Every treaty has them, the section that figures out who collects the instruments of ratification, how often states parties will meet, who can go to those meetings. These negotiations also considered some of these elements, and states argued for changing the text to ensure NGO participation, have annual meetings (although some said less often would also be okay) and to support the UN Secretary General as the depository of the final treaty text.
On the sidelines there have been a lot of other discussions. Civil society side events take place daily, providing analysis and information about nuclear arsenals and their impact on people and the environment. Campaigners talk about their efforts in countries that aren’t here negotiating, and others discuss technical aspects for dealing with the whole nuclear disarmament process. A lot of information is also going out on social media- from vlogs to tweets.

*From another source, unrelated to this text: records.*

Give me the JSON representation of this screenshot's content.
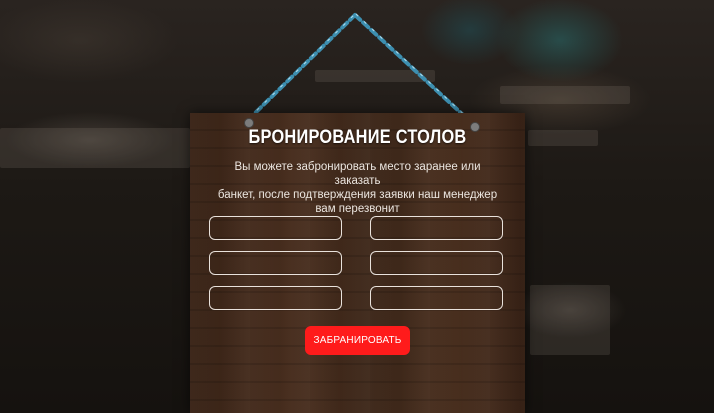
{
  "booking": {
    "title": "БРОНИРОВАНИЕ СТОЛОВ",
    "description_lines": [
      "Вы можете забронировать место заранее или заказать",
      "банкет, после подтверждения заявки наш менеджер",
      "вам перезвонит"
    ],
    "fields": [
      {
        "value": "",
        "placeholder": ""
      },
      {
        "value": "",
        "placeholder": ""
      },
      {
        "value": "",
        "placeholder": ""
      },
      {
        "value": "",
        "placeholder": ""
      },
      {
        "value": "",
        "placeholder": ""
      },
      {
        "value": "",
        "placeholder": ""
      }
    ],
    "submit_label": "ЗАБРАНИРОВАТЬ"
  },
  "colors": {
    "accent": "#ff1b1b",
    "board": "#4a2f1f",
    "chain": "#3d8fb0"
  },
  "icons": {
    "chain": "chain-icon",
    "nail": "nail-icon"
  }
}
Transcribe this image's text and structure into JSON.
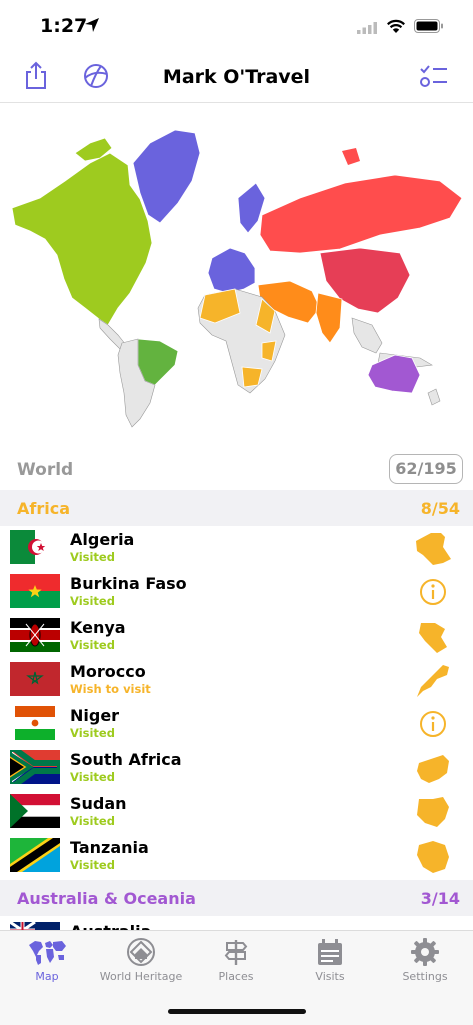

Lastly, on the first Saturday after the negotiations began, over 1000 people marched through a torrential downpour to express their support for the ban negotiations. Despite getting soaking wet, spirits were high and enthusiastic ban supporters celebrated how close we’re getting to our goal.
Negotiations will continue until 7 July when states are optimistic they will be able to adopt a categorical prohibition on nuclear weapons. A date will be set for the treaty to open for signature, and then it will be time to work nationally for ratifications to achieve the treaty’s entry into force.
But first, let’s get these negotiations concluded so we have something to celebrate!